New York’s fiscal condition received a boost today as Moody’s Investors Service changed its outlook from stable to positive on $3.5 billion in bonds.
The credit agency also affirmed the state’s Aa2 rating.
“The positive outlook reflects improvements in the state’s economy, governance, financial position and fiscal outlook that, if continued, would allow the state to improve its reserves and draw closer to structural balance,” Moody’s said in its report today.
Moody’s said New York’s credit rating has been boosted because of the improving economy, the end of late state budgets and a “financial position that has improved but remains below average; a moderate combined debt and pension burden; and sound debt management and frequently updated financial forecasting.”
Moody’s said New York’s pension is well funded compared to other states and the “unfunded liability is modest.”
It even cited the “recent reversal of history of political gridlock, reflected in timely budgets, implementation of spending controls and move toward structurally
Still, Moody’s warned that things could quickly change because of New York’s dependence on the “financial services sector and income taxes, posing risks to budgetary balances, liquidity, and financial stability.”

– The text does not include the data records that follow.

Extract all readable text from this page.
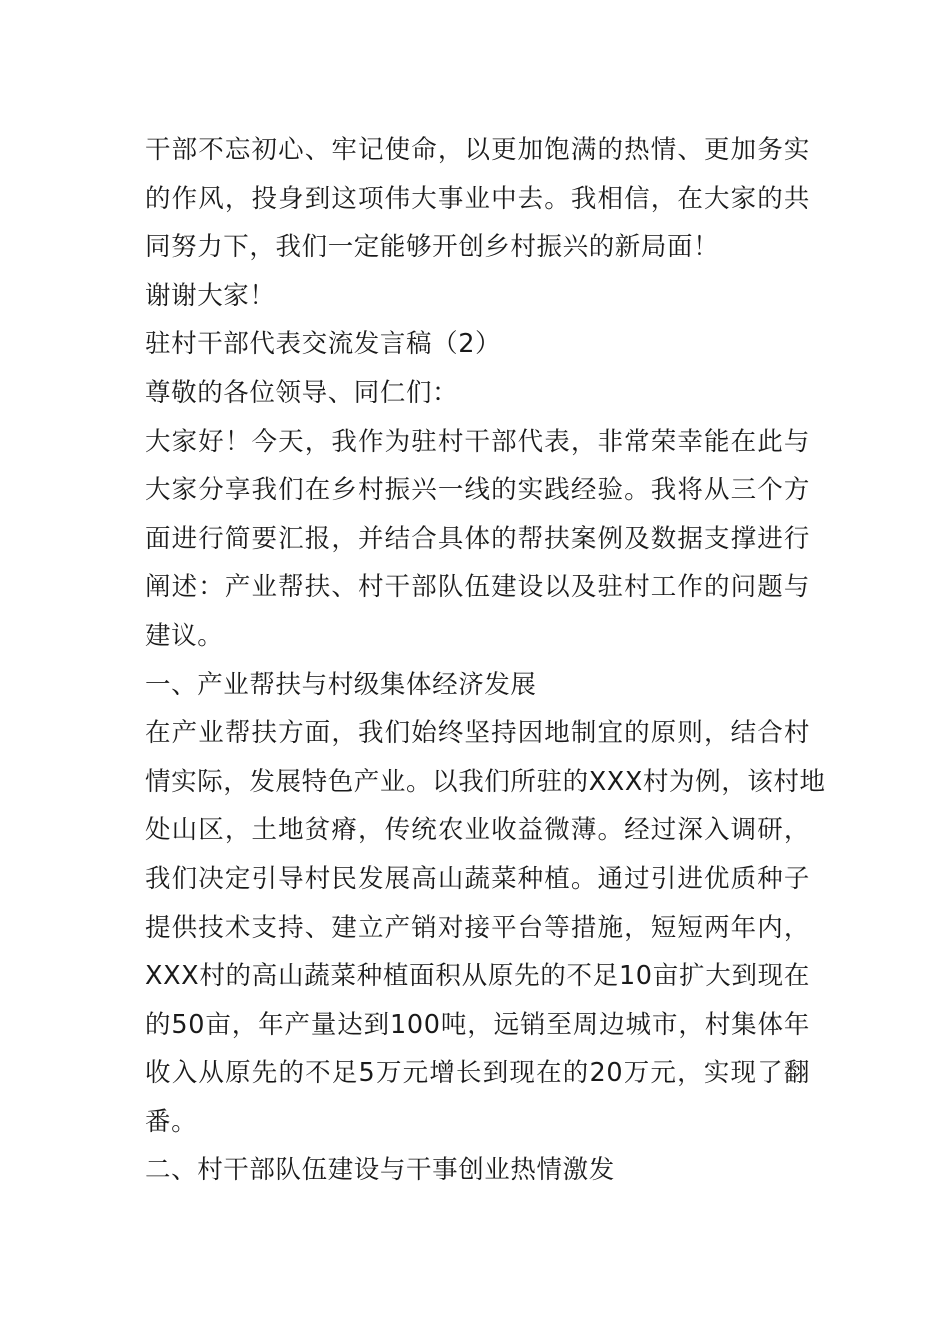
干部不忘初心、牢记使命，以更加饱满的热情、更加务实
的作风，投身到这项伟大事业中去。我相信，在大家的共
同努力下，我们一定能够开创乡村振兴的新局面！
谢谢大家！
驻村干部代表交流发言稿（2）
尊敬的各位领导、同仁们：
大家好！今天，我作为驻村干部代表，非常荣幸能在此与
大家分享我们在乡村振兴一线的实践经验。我将从三个方
面进行简要汇报，并结合具体的帮扶案例及数据支撑进行
阐述：产业帮扶、村干部队伍建设以及驻村工作的问题与
建议。
一、产业帮扶与村级集体经济发展
在产业帮扶方面，我们始终坚持因地制宜的原则，结合村
情实际，发展特色产业。以我们所驻的XXX村为例，该村地
处山区，土地贫瘠，传统农业收益微薄。经过深入调研，
我们决定引导村民发展高山蔬菜种植。通过引进优质种子
提供技术支持、建立产销对接平台等措施，短短两年内，
XXX村的高山蔬菜种植面积从原先的不足10亩扩大到现在
的50亩，年产量达到100吨，远销至周边城市，村集体年
收入从原先的不足5万元增长到现在的20万元，实现了翻
番。
二、村干部队伍建设与干事创业热情激发
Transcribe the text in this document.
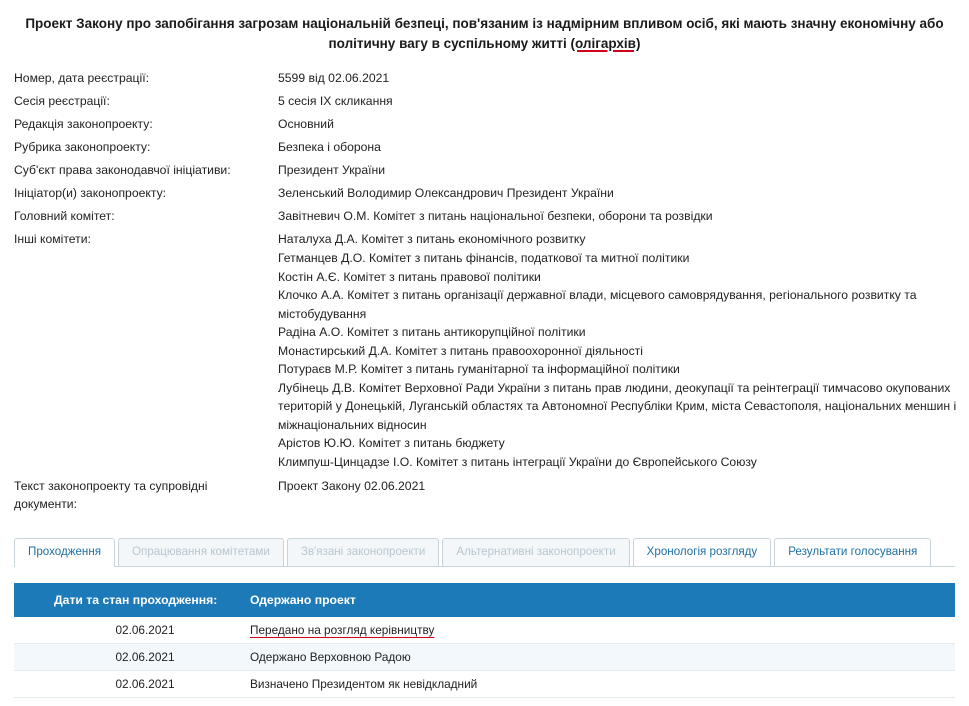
Проект Закону про запобігання загрозам національній безпеці, пов'язаним із надмірним впливом осіб, які мають значну економічну або політичну вагу в суспільному житті (олігархів)
Номер, дата реєстрації:	5599 від 02.06.2021
Сесія реєстрації:	5 сесія IX скликання
Редакція законопроекту:	Основний
Рубрика законопроекту:	Безпека і оборона
Суб'єкт права законодавчої ініціативи:	Президент України
Ініціатор(и) законопроекту:	Зеленський Володимир Олександрович Президент України
Головний комітет:	Завітневич О.М. Комітет з питань національної безпеки, оборони та розвідки
Інші комітети:	Наталуха Д.А. Комітет з питань економічного розвитку
Гетманцев Д.О. Комітет з питань фінансів, податкової та митної політики
Костін А.Є. Комітет з питань правової політики
Клочко А.А. Комітет з питань організації державної влади, місцевого самоврядування, регіонального розвитку та містобудування
Радіна А.О. Комітет з питань антикорупційної політики
Монастирський Д.А. Комітет з питань правоохоронної діяльності
Потураєв М.Р. Комітет з питань гуманітарної та інформаційної політики
Лубінець Д.В. Комітет Верховної Ради України з питань прав людини, деокупації та реінтеграції тимчасово окупованих територій у Донецькій, Луганській областях та Автономної Республіки Крим, міста Севастополя, національних меншин і міжнаціональних відносин
Арістов Ю.Ю. Комітет з питань бюджету
Климпуш-Цинцадзе І.О. Комітет з питань інтеграції України до Європейського Союзу

Текст законопроекту та супровідні документи:	Проект Закону 02.06.2021
Проходження	Опрацювання комітетами	Зв'язані законопроекти	Альтернативні законопроекти	Хронологія розгляду	Результати голосування
Дати та стан проходження:	Одержано проект
02.06.2021	Передано на розгляд керівництву
02.06.2021	Одержано Верховною Радою
02.06.2021	Визначено Президентом як невідкладний
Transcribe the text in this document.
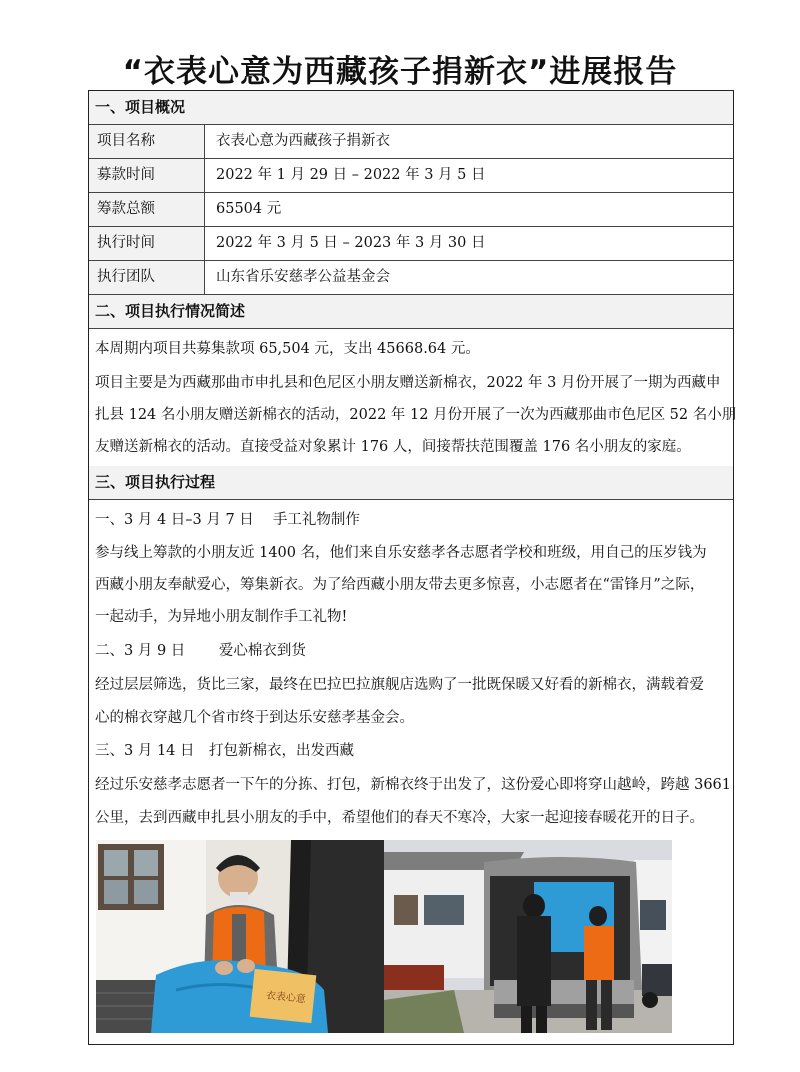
“衣表心意为西藏孩子捐新衣”进展报告
一、项目概况
项目名称	衣表心意为西藏孩子捐新衣
募款时间	2022 年 1 月 29 日 – 2022 年 3 月 5 日
筹款总额	65504 元
执行时间	2022 年 3 月 5 日 – 2023 年 3 月 30 日
执行团队	山东省乐安慈孝公益基金会
二、项目执行情况简述
本周期内项目共募集款项 65,504 元，支出 45668.64 元。
项目主要是为西藏那曲市申扎县和色尼区小朋友赠送新棉衣，2022 年 3 月份开展了一期为西藏申
扎县 124 名小朋友赠送新棉衣的活动，2022 年 12 月份开展了一次为西藏那曲市色尼区 52 名小朋
友赠送新棉衣的活动。直接受益对象累计 176 人，间接帮扶范围覆盖 176 名小朋友的家庭。
三、项目执行过程
一、3 月 4 日–3 月 7 日　 手工礼物制作
参与线上筹款的小朋友近 1400 名，他们来自乐安慈孝各志愿者学校和班级，用自己的压岁钱为
西藏小朋友奉献爱心，筹集新衣。为了给西藏小朋友带去更多惊喜，小志愿者在“雷锋月”之际，
一起动手，为异地小朋友制作手工礼物!
二、3 月 9 日　　 爱心棉衣到货
经过层层筛选，货比三家，最终在巴拉巴拉旗舰店选购了一批既保暖又好看的新棉衣，满载着爱
心的棉衣穿越几个省市终于到达乐安慈孝基金会。
三、3 月 14 日　打包新棉衣，出发西藏
经过乐安慈孝志愿者一下午的分拣、打包，新棉衣终于出发了，这份爱心即将穿山越岭，跨越 3661
公里，去到西藏申扎县小朋友的手中，希望他们的春天不寒冷，大家一起迎接春暖花开的日子。
衣表心意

The state’s fiscal picture could also darken if there’s an “economic downturn resulting in lower revenues and larger budget gaps.”
Updated: Gov. Andrew Cuomo praised the report.
“Today’s action by Moody’s Investors Service to revise our State’s outlook from stable to positive is another strong affirmation of the progress we have made to put New York’s fiscal house in order. After years of late budgets and legislative gridlock, we have been able to show that New York State is working again and confidence in government is being restored,” Cuomo said in a statement.
Comptroller Thomas DiNapoli said the Moody’s review was a positive step for the state.
“It reflects positively on the steps the Governor and the Legislature have taken in recent years to improve the state’s cash position, control spending and reduce out-year budget gaps,” he said in a statement. “I am pleased that, among other factors, Moody’s also points to our well-funded pension system as a credit positive.”